Distributed Consistency Algorithms: CAP, BASE, Paxos, and Raft

Introduction

Backend service architecture has evolved from centralized, SOA, micro‑services to service‑mesh. While micro‑services and service‑mesh are widely adopted, distributed architectures amplify problems such as communication failures, request time‑outs, and node crashes, leading to data inconsistency. This article introduces the core theories and classic algorithms for achieving distributed consistency.

1. CAP Theory and BASE Theory

CAP Theory

Proposed by Eric Brewer in 2000, CAP describes three properties of a distributed system:

Consistency : every read returns the latest write.

Availability : every non‑failed node returns a response within a bounded time.

Partition Tolerance : the system continues to operate despite network partitions.

Only two of the three can be satisfied simultaneously. The article illustrates this with a five‑node example and a diagram.

BASE Theory

Introduced by Dan Pritchett (eBay) as a pragmatic alternative to strong consistency. BASE stands for:

Basically Available : the system tolerates partial loss of availability during failures.

Soft State : intermediate states are allowed and may be overwritten.

Eventual Consistency : all replicas converge to the same state after a period of synchronization.

BASE targets large‑scale, highly available, and scalable systems.

2. Classic Distributed Algorithms

2.1 Paxos Algorithm

Paxos, proposed by Leslie Lamport in 1990, is a complete and rigorous consensus algorithm. Its goal is to reach agreement on a single value for a given key across nodes.

Roles

Proposer: proposes a value.

Acceptor: votes on proposals and promises not to accept lower numbers.

Learner: learns the chosen value.

Constraints (P0‑P4)

P0: a value chosen by a majority is considered chosen.

P1: an Acceptor must accept the first proposal it receives.

P2/P2a/P2b: once a value is chosen, all higher‑numbered proposals must carry the same value.

P3: a proposal must obtain a majority of promises before being issued.

P4: an Acceptor that promises a number N must reject any proposal with a smaller number.

The article visualizes these constraints with several diagrams and explains how they prevent split‑brain and rollback scenarios.

Protocol Flow

Phase 1 (Prepare) : Proposer sends a Prepare(N) to a majority of Acceptors. Acceptors respond with the highest numbered proposal they have accepted (if any) and promise not to accept lower numbers.

Phase 2 (Accept) : If a majority of promises are received, the Proposer sends an Accept(N, V) where V is the value from the highest prior proposal (or its own value if none). Acceptors accept the proposal if they have not promised a higher number.

Variations such as Multi‑Paxos, Fast‑Paxos, and EPaxos are mentioned.

2.2 Raft Algorithm

Raft, introduced by Stanford in 2017, aims to be an understandable consensus algorithm.

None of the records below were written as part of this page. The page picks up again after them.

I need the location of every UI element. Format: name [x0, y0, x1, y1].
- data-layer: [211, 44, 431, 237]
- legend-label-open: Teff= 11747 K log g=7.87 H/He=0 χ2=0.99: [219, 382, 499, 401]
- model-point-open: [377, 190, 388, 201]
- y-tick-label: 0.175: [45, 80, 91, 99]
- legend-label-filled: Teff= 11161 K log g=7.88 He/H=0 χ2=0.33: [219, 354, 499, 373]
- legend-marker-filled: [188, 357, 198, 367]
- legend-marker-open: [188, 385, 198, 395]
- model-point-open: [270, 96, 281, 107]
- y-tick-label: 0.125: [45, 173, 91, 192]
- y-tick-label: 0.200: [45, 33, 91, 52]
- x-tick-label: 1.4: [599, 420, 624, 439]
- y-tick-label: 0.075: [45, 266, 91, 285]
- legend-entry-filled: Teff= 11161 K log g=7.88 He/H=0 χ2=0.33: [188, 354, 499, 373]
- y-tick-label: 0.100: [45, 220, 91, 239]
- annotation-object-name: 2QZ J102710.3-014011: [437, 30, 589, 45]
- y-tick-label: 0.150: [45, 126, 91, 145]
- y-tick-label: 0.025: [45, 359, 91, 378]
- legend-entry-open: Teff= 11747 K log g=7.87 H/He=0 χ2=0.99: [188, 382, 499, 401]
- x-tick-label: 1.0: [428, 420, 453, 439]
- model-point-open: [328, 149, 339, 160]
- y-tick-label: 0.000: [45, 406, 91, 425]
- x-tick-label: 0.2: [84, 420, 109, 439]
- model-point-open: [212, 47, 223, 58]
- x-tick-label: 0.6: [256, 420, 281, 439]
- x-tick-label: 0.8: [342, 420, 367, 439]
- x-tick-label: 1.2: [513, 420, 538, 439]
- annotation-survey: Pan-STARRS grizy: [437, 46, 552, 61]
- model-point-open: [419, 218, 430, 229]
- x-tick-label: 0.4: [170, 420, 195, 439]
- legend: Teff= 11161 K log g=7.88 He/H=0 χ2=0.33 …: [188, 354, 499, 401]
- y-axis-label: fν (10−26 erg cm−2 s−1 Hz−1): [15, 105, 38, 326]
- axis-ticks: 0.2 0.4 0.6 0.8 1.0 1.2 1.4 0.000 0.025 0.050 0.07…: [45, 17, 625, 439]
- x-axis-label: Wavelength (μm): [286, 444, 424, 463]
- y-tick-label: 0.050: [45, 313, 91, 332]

Its name is an acronym for Reliable, Replicated, Redundant, and Fault‑Tolerant.

Key Concepts

Roles: Leader, Follower, Candidate.

Term: monotonically increasing identifier for election cycles.

Randomized election timeout (150‑300 ms) to avoid split‑brain.

Heartbeat messages from Leader to maintain authority.

Protocol Flow

a. Leader Election

Follower times out → increments its term, becomes Candidate, votes for itself.

Candidate sends RequestVote RPCs to other nodes.

Followers grant vote if the candidate’s term is newer and its log is at least as up‑to‑date as theirs.

If a Candidate receives votes from a majority, it becomes Leader and starts sending heartbeats.

b. Log Replication

Leader appends the client command to its local log.

Leader sends AppendEntries RPCs in parallel to Followers.

Leader waits for acknowledgments from a majority; once received, the entry is considered committed.

Leader applies the entry to its state machine and replies to the client.

Leader continues retrying AppendEntries until all Followers have applied the entry.

Raft guarantees several safety properties: election safety, log matching, leader completeness, and state‑machine safety. The article includes diagrams illustrating these properties and links to interactive Raft visualizations.

Conclusion

Distributed consistency algorithms have evolved over nearly four decades. Paxos remains the foundational theory, while Raft provides a more approachable implementation for modern systems. Ongoing research continues to push the boundaries of distributed consensus.